Rio de Janeiro, por Kleber Patricio

Arquipélago de Mariuá, Médio Rio Negro. Estado do Amazonas, Brasil, 2019 © Sebastião Salgado.

Há a grandiosa, deslumbrante, às vezes esmagadora visão da floresta, dos rios, de nuvens e montanhas. Há a beleza e a força dos povos indígenas no seu cotidiano e nas festas, com artefatos, espaços de convivência, expressões de uma miríade de civilizações integradas ao meio. E há o recorte de árvores, animais, margens, várzeas, clareiras. Na imensidão e no detalhe, no poderoso encadeamento da vida mineral, vegetal e animal, ressoa a frase de Sebastião Salgado: “Não são paisagens. É o bioma”. É o todo. A mostra “Amazônia” é o resultado da imersão, por sete anos, de Sebastião e Lélia Wanick Salgado, na região que cobre o Norte do Brasil e se estende a mais oito países sul-americanos, ocupando um terço do continente; e 60% da Amazônia estão no Brasil. A maior floresta tropical do planeta, traduzida pelas lentes e pela cenografia dos Salgado, transforma-se aqui em convite à informação, à reflexão e à ação em defesa do ecossistema imprescindível à vida no planeta. “Ao projetar ‘Amazônia’, quis criar um ambiente em que o visitante se sentisse dentro da floresta, se integrasse com sua exuberante vegetação e com o cotidiano das populações locais”, comenta Lélia.

Tomadas por ar, por terra e água, as imagens – praticamente todas inéditas –, que estão distribuídas em núcleos temáticos, revelam o refinamento e a engenhosidade dos povos da região, alguns pouquíssimo contactados – em 1500 eram 5 milhões indivíduos e hoje estão reduzidos a menos de 400 mil. “Na Amazônia inteira, a sofisticação cultural [dos povos] é colossal”, diz Salgado, que registrou 12 etnias (das quase 200 remanescentes) para essa mostra.
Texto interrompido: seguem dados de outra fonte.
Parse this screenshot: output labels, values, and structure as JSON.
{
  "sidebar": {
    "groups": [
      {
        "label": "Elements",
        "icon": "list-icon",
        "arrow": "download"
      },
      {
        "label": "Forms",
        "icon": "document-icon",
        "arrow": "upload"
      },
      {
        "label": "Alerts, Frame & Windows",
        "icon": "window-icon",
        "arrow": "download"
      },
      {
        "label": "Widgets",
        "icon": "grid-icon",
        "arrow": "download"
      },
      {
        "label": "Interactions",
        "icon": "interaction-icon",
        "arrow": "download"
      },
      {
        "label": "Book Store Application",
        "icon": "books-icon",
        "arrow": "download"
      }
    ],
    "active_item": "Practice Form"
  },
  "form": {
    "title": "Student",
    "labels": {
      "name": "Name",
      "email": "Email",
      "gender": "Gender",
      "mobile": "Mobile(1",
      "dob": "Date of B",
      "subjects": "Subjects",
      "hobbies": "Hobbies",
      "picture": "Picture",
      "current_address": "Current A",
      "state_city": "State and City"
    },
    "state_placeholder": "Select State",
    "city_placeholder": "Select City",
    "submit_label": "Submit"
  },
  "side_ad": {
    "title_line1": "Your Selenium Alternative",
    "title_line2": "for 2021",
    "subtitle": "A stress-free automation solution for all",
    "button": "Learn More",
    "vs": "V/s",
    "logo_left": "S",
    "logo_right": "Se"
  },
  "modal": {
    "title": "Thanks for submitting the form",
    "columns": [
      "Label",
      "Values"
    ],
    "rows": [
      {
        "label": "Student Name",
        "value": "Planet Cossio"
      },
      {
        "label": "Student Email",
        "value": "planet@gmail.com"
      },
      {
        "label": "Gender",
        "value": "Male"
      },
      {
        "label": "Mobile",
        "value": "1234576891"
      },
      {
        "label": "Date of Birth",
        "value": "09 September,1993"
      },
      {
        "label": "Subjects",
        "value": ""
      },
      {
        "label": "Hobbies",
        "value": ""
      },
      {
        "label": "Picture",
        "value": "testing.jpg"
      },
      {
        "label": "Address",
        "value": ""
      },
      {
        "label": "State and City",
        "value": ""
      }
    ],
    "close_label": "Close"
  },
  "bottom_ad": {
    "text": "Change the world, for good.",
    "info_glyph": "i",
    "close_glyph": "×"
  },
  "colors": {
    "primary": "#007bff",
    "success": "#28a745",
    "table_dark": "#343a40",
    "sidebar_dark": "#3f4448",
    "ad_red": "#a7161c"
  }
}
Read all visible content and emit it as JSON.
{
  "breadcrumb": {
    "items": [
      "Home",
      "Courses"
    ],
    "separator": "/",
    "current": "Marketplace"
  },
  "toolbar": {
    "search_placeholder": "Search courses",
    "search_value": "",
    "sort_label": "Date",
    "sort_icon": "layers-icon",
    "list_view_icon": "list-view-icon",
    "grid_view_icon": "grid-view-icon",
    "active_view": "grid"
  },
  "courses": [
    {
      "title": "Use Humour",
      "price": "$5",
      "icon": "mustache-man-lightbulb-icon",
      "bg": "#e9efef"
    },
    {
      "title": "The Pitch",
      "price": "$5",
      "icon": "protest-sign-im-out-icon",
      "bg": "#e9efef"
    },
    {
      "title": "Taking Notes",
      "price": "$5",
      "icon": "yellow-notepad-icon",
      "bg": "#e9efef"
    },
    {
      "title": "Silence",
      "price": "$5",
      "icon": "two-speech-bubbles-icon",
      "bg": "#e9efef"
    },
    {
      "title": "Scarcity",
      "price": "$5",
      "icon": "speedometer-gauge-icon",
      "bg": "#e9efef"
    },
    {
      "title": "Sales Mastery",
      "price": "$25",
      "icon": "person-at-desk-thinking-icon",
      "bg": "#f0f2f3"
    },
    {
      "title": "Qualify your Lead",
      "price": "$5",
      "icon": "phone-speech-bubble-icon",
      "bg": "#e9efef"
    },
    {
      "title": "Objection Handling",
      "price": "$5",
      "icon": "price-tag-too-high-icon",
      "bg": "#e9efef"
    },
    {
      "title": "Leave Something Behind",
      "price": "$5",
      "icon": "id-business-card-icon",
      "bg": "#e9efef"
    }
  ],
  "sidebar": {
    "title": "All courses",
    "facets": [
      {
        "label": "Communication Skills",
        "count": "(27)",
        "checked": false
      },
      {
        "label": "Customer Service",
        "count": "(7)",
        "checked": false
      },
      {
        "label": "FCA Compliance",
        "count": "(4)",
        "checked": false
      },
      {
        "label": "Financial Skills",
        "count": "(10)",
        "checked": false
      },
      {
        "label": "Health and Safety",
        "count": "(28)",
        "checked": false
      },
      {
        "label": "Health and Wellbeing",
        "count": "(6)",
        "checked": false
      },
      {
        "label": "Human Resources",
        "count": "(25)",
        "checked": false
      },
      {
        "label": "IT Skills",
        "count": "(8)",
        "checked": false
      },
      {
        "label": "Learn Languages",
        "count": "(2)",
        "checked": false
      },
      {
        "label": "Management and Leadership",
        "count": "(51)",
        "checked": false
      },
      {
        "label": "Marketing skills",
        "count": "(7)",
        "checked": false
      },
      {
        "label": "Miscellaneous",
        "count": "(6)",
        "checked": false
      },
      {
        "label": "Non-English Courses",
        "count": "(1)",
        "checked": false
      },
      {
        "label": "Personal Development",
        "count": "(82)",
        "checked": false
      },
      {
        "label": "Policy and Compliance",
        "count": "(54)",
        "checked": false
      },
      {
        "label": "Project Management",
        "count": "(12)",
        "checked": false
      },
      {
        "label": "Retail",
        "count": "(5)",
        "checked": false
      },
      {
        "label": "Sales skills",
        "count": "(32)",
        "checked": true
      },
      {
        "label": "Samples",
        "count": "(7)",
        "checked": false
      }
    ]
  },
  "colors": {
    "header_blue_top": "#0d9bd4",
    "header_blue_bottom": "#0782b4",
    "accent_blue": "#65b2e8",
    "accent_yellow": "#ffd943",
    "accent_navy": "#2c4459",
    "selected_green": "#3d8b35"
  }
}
A voz das comunidades ameríndias, aliás, pode ser efetivamente ouvida em sete vídeos que apresentam testemunhos de lideranças indígenas, sem intermediários. São relatos impactantes sobre a importância da terra, dos rios, da floresta amazônica e dos graves problemas que ameaçam, inclusive, a sobrevivência de indivíduos e de etnias. “Esta exposição tem o objetivo de alimentar o debate sobre o futuro da floresta amazônica. É algo que deve ser feito com a participação de todos no planeta, junto com as organizações indígenas”, defende Sebastião Salgado.

No espaço expositivo, o ambiente sonoro embala a visão das fotografias com a trilha sonora original do francês Jean-Michel Jarre, elaborada a pedido dos Salgado a partir dos sons da floresta. A exposição apresenta ainda dois espaços com projeções de fotografias. Uma delas mostra paisagens florestais acompanhadas pelo poema sinfônico “Erosão – Origem do Rio Amazonas”, de Heitor Villa-Lobos (1887-1959), e a outra traz uma sequência de retratos de índios sonorizada por uma peça de Rodolfo Stroeter especialmente composta.

Xamã Yanomami em ritual durante a subida para o Pico da Neblina. Estado do Amazonas, Brasil, 2014 © Sebastião Salgado.

Estas imagens são o testemunho do que ainda existe e o alerta sobre a terrível possibilidade do desaparecimento da vida e da natureza. Para superar o extermínio e a destruição, a informação, a participação e o engajamento é dever de todos, no planeta inteiro.

O patrocínio master de Amazônia no Brasil é da Seguradora Zurich; o patrocínio ouro, da Natura e do Itaú.

Instituto Terra

Ao final da exposição, o visitante conhece o Instituto Terra no espaço dedicado ao espetacular trabalho de Lélia e Sebastião Salgado, iniciado em 1998 e que empreendeu o reflorestamento de cerca de 600 hectares de Mata Atlântica em Aimorés (MG), plantando milhões de mudas de árvores em extinção.

Além de replantar e recuperar a área – a terra, a vegetação, as importantíssimas nascentes que asseguram a continuidade da vida –, o Instituto forma mão-de-obra especializada, capacitando jovens ecologistas para proteger e conservar a biodiversidade da região. E, é claro, replicar o projeto Brasil afora. Atualmente, o projeto conta com patrocínio exclusivo da Zurich, e tem como meta plantar 1 milhão de árvores até 2028.

Amazônia em concerto

Paralelamente à exposição, vêm acontecendo, em todas as cidades, concertos trazendo um programa de absoluta afinidade com a mostra: “Águas da Amazônia”, de Philip Glass, composta em 1998; de Villa-Lobos, o conhecidíssimo Prelúdio das “Bachianas Brasileiras n° 4” e, na segunda parte, nada menos que a poderosa “Floresta do Amazonas”, composta em 1958, que tem a ‘Melodia Sentimental’ fechando a primeira Suíte da obra. O concerto carioca, marcado para o dia 23 de julho no Teatro Municipal, será regido pela maestrina Simone Menezes, com a Orquestra Jovem do Estado de São Paulo, grupo ligado à EMESP Tom Jobim (gerida pela organização social Santa Marcelina Cultura) e a soprano Camila Titinger.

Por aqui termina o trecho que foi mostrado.